Le projet de l’UE visant à simplifier le RGPD cible la formation en IA et le consentement aux cookies

La Commission européenne a proposé un «Omnibus numérique» paquet qui assouplirait certaines parties du RGPDle Loi sur l’IAet l’Europe règles en matière de cookies au nom de la compétitivité et de la simplification.

Si vous travaillez avec le trafic de l’UE ou si vous comptez sur des données européennes pour des fonctionnalités d’analyse, de publicité ou d’IA, cela vaut la peine de suivre cette proposition même si rien n’a encore changé dans la loi.

Ce que l’omnibus numérique changerait

L’Omnibus numérique réviserait plusieurs lois à la fois.

En matière d’IA, la proposition repousserait d’août 2026 à décembre 2027 des règles plus strictes pour les systèmes à haut risque. Elle allégerait également les obligations de documentation et de déclaration pour certains systèmes et transférerait davantage de surveillance au Bureau européen de l’IA.

Concernant la protection des données, la Commission vise à clarifier les moments où les informations ne sont plus considérées comme « personnelles », facilitant ainsi le partage et la réutilisation d’ensembles de données anonymisées et pseudonymisées, notamment pour la formation à l’IA.

Le groupe de protection de la vie privée noyb affirme que cette nouvelle formulation ne vise pas seulement à clarifier les règles. Ils estiment que la proposition introduit une approche plus subjective, dépendant de ce qu’un contrôleur prétend pouvoir ou projeter de faire. Noyb prévient que ce changement pourrait exclure certaines parties du secteur des technologies publicitaires et des courtiers de données des protections du RGPD.

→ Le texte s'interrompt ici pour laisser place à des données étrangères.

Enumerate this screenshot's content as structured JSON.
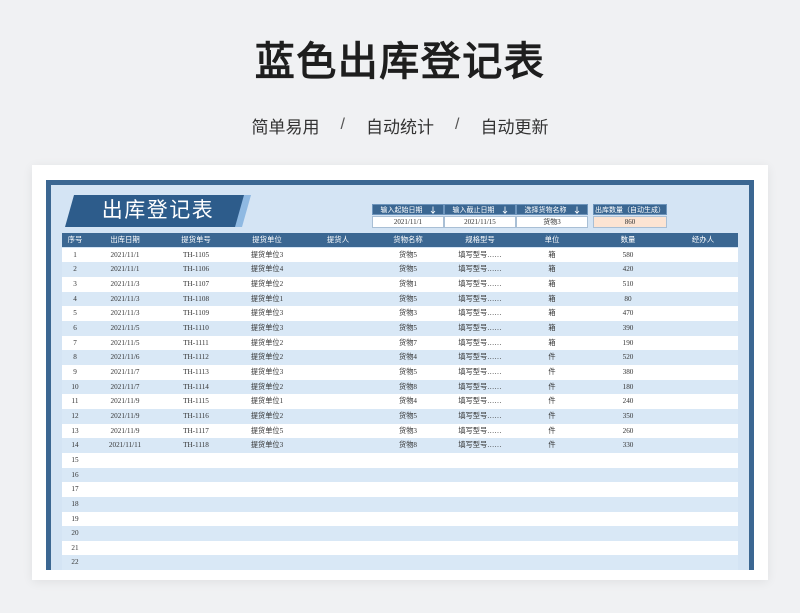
{
  "page": {
    "title": "蓝色出库登记表",
    "features": [
      "简单易用",
      "自动统计",
      "自动更新"
    ],
    "feature_separator": "/"
  },
  "sheet": {
    "banner_title": "出库登记表",
    "filters": [
      {
        "label": "输入起始日期",
        "icon": "down-arrow-icon",
        "value": "2021/11/1"
      },
      {
        "label": "输入截止日期",
        "icon": "down-arrow-icon",
        "value": "2021/11/15"
      },
      {
        "label": "选择货物名称",
        "icon": "down-arrow-icon",
        "value": "货物3"
      }
    ],
    "summary": {
      "label": "出库数量（自动生成）",
      "value": 860
    },
    "columns": [
      "序号",
      "出库日期",
      "提货单号",
      "提货单位",
      "提货人",
      "货物名称",
      "规格型号",
      "单位",
      "数量",
      "经办人"
    ],
    "rows": [
      [
        1,
        "2021/11/1",
        "TH-1105",
        "提货单位3",
        null,
        "货物5",
        "填写型号……",
        "箱",
        580,
        null
      ],
      [
        2,
        "2021/11/1",
        "TH-1106",
        "提货单位4",
        null,
        "货物5",
        "填写型号……",
        "箱",
        420,
        null
      ],
      [
        3,
        "2021/11/3",
        "TH-1107",
        "提货单位2",
        null,
        "货物1",
        "填写型号……",
        "箱",
        510,
        null
      ],
      [
        4,
        "2021/11/3",
        "TH-1108",
        "提货单位1",
        null,
        "货物5",
        "填写型号……",
        "箱",
        80,
        null
      ],
      [
        5,
        "2021/11/3",
        "TH-1109",
        "提货单位3",
        null,
        "货物3",
        "填写型号……",
        "箱",
        470,
        null
      ],
      [
        6,
        "2021/11/5",
        "TH-1110",
        "提货单位3",
        null,
        "货物5",
        "填写型号……",
        "箱",
        390,
        null
      ],
      [
        7,
        "2021/11/5",
        "TH-1111",
        "提货单位2",
        null,
        "货物7",
        "填写型号……",
        "箱",
        190,
        null
      ],
      [
        8,
        "2021/11/6",
        "TH-1112",
        "提货单位2",
        null,
        "货物4",
        "填写型号……",
        "件",
        520,
        null
      ],
      [
        9,
        "2021/11/7",
        "TH-1113",
        "提货单位3",
        null,
        "货物5",
        "填写型号……",
        "件",
        380,
        null
      ],
      [
        10,
        "2021/11/7",
        "TH-1114",
        "提货单位2",
        null,
        "货物8",
        "填写型号……",
        "件",
        180,
        null
      ],
      [
        11,
        "2021/11/9",
        "TH-1115",
        "提货单位1",
        null,
        "货物4",
        "填写型号……",
        "件",
        240,
        null
      ],
      [
        12,
        "2021/11/9",
        "TH-1116",
        "提货单位2",
        null,
        "货物5",
        "填写型号……",
        "件",
        350,
        null
      ],
      [
        13,
        "2021/11/9",
        "TH-1117",
        "提货单位5",
        null,
        "货物3",
        "填写型号……",
        "件",
        260,
        null
      ],
      [
        14,
        "2021/11/11",
        "TH-1118",
        "提货单位3",
        null,
        "货物8",
        "填写型号……",
        "件",
        330,
        null
      ],
      [
        15
      ],
      [
        16
      ],
      [
        17
      ],
      [
        18
      ],
      [
        19
      ],
      [
        20
      ],
      [
        21
      ],
      [
        22
      ]
    ]
  },
  "colors": {
    "primary": "#3b6792",
    "banner": "#2d5c8b",
    "banner_accent": "#8fb9e2",
    "sheet_bg": "#d4e4f4",
    "row_alt": "#d9e8f6",
    "summary_fill": "#fce4d3"
  }
}
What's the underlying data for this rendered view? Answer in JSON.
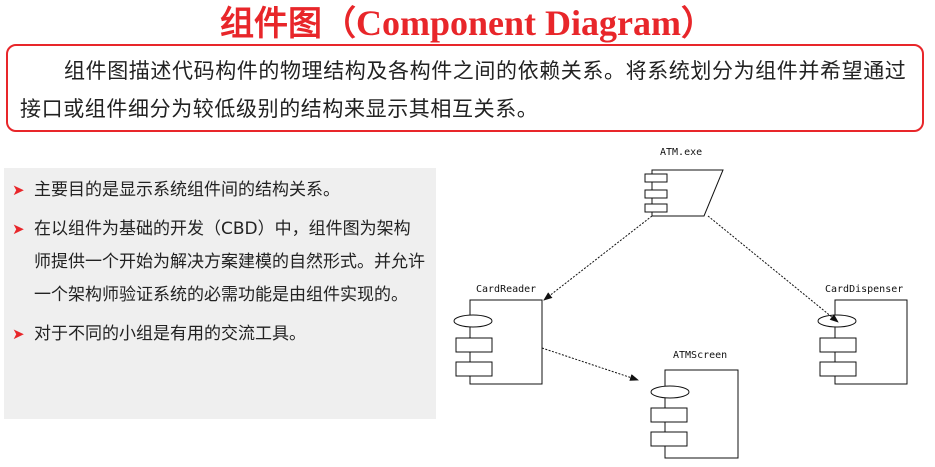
{
  "title": {
    "cn": "组件图",
    "open": "（",
    "en": "Component Diagram",
    "close": "）"
  },
  "intro": "组件图描述代码构件的物理结构及各构件之间的依赖关系。将系统划分为组件并希望通过接口或组件细分为较低级别的结构来显示其相互关系。",
  "bullets": [
    "主要目的是显示系统组件间的结构关系。",
    "在以组件为基础的开发（CBD）中，组件图为架构师提供一个开始为解决方案建模的自然形式。并允许一个架构师验证系统的必需功能是由组件实现的。",
    "对于不同的小组是有用的交流工具。"
  ],
  "diagram": {
    "nodes": [
      "ATM.exe",
      "CardReader",
      "CardDispenser",
      "ATMScreen"
    ],
    "edges": [
      [
        "ATM.exe",
        "CardReader"
      ],
      [
        "ATM.exe",
        "CardDispenser"
      ],
      [
        "CardReader",
        "ATMScreen"
      ]
    ]
  },
  "colors": {
    "accent": "#e8262a",
    "panel": "#efefef",
    "text": "#222222"
  }
}
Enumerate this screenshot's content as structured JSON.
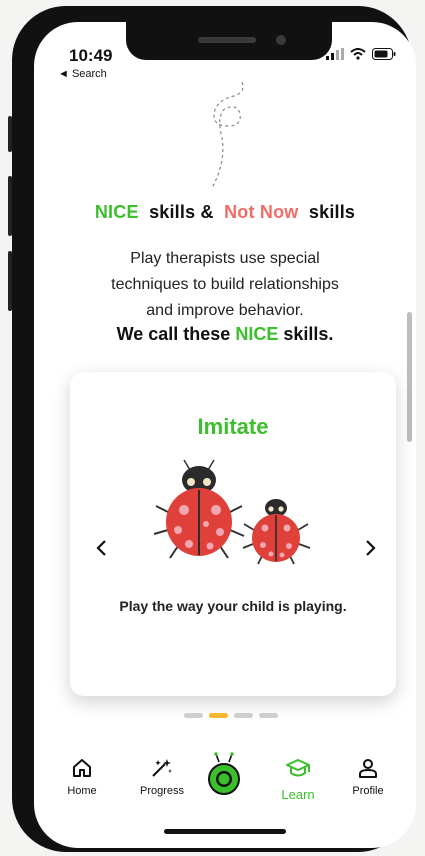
{
  "status": {
    "time": "10:49",
    "back_label": "◄ Search"
  },
  "heading": {
    "part1": "NICE",
    "part2": "skills &",
    "part3": "Not Now",
    "part4": "skills"
  },
  "intro": {
    "line1": "Play therapists use special",
    "line2": "techniques to build relationships",
    "line3": "and improve behavior.",
    "bold_prefix": "We call these",
    "bold_highlight": "NICE",
    "bold_suffix": "skills."
  },
  "card": {
    "title": "Imitate",
    "caption": "Play the way your child is playing.",
    "prev_icon": "chevron-left-icon",
    "next_icon": "chevron-right-icon"
  },
  "carousel": {
    "total": 4,
    "active_index": 1
  },
  "nav": {
    "items": [
      {
        "label": "Home",
        "icon": "home-icon"
      },
      {
        "label": "Progress",
        "icon": "sparkle-wand-icon"
      },
      {
        "label": "",
        "icon": "ladybug-center-icon"
      },
      {
        "label": "Learn",
        "icon": "graduation-cap-icon",
        "active": true
      },
      {
        "label": "Profile",
        "icon": "person-icon"
      }
    ]
  },
  "colors": {
    "accent_green": "#3bbf2c",
    "accent_coral": "#f36b66",
    "dot_active": "#f5b82e"
  }
}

Cookies, consentement et signaux du navigateur

La section relative aux cookies sera probablement le changement le plus visible pour votre travail quotidien si la proposition va de l’avant.

La Commission souhaite réduire la « fatigue des bannières » en exemptant certains cookies sans risque des fenêtres contextuelles de consentement et en transférant davantage de contrôle aux paramètres au niveau du navigateur qui s’appliquent à tous les sites.

En pratique, cela signifierait moins de bannières de consentement pour des usages à faible risque, comme certaines analyses ou un stockage strictement fonctionnel, une fois les catégories définies.

La proposition exigerait également que les sites Web respectent les signaux de confidentialité standardisés et lisibles par machine provenant des navigateurs lorsque ces normes existent.

Formation sur l’IA et droits sur les données

L’un des éléments les plus controversés du Digital Omnibus est la manière dont il traite les données utilisées pour entraîner les systèmes d’IA.

Le paquet permettrait à des entreprises telles que Google, Meta et OpenAI d’utiliser les données personnelles des Européens pour former des modèles d’IA sur une base juridique élargie.

Les groupes de protection de la vie privée ont fait valoir que ce type de formation devrait s’appuyer sur un consentement explicite, plutôt que sur l’approche plus flexible qu’ils voient dans la proposition.

Noyb prévient que les données comportementales de longue durée, telles que les historiques des réseaux sociaux, pourraient être utilisées pour former des systèmes d’IA avec uniquement un modèle de désinscription difficile à mettre en pratique dans la pratique.

Pourquoi c’est important

Cette proposition mérite d’être gardée à l’esprit si vous êtes responsable des produits d’analyse, de consentement ou basés sur l’IA qui atteignent les utilisateurs de l’UE.

Au fil du temps, vous pourriez observer des expériences de consentement plus petites et pilotées par le navigateur pour le trafic européen, ainsi qu’une approche de conformité différente pour les fonctionnalités d’IA qui dépendent des données comportementales.

Pour l’instant, rien dans vos bannières de cookies, la configuration de GA4 ou les flux de travail de l’IA ne doit changer uniquement à cause du Digital Omnibus.

Regarder vers l’avenir

L’Omnibus numérique est un premier signal indiquant que l’UE est en train de rééquilibrer ses règles numériques autour de l’IA et de la compétitivité, et non seulement de la confidentialité et de l’application des règles.

Les principaux éléments à surveiller comprennent les amendements du Parlement concernant la formation à l’IA et le langage des données, les dispositions relatives aux cookies et aux signaux de navigateur pour les CMP et les navigateurs, ainsi que les modifications apportées à la formation à l’IA et au consentement des utilisateurs de l’UE.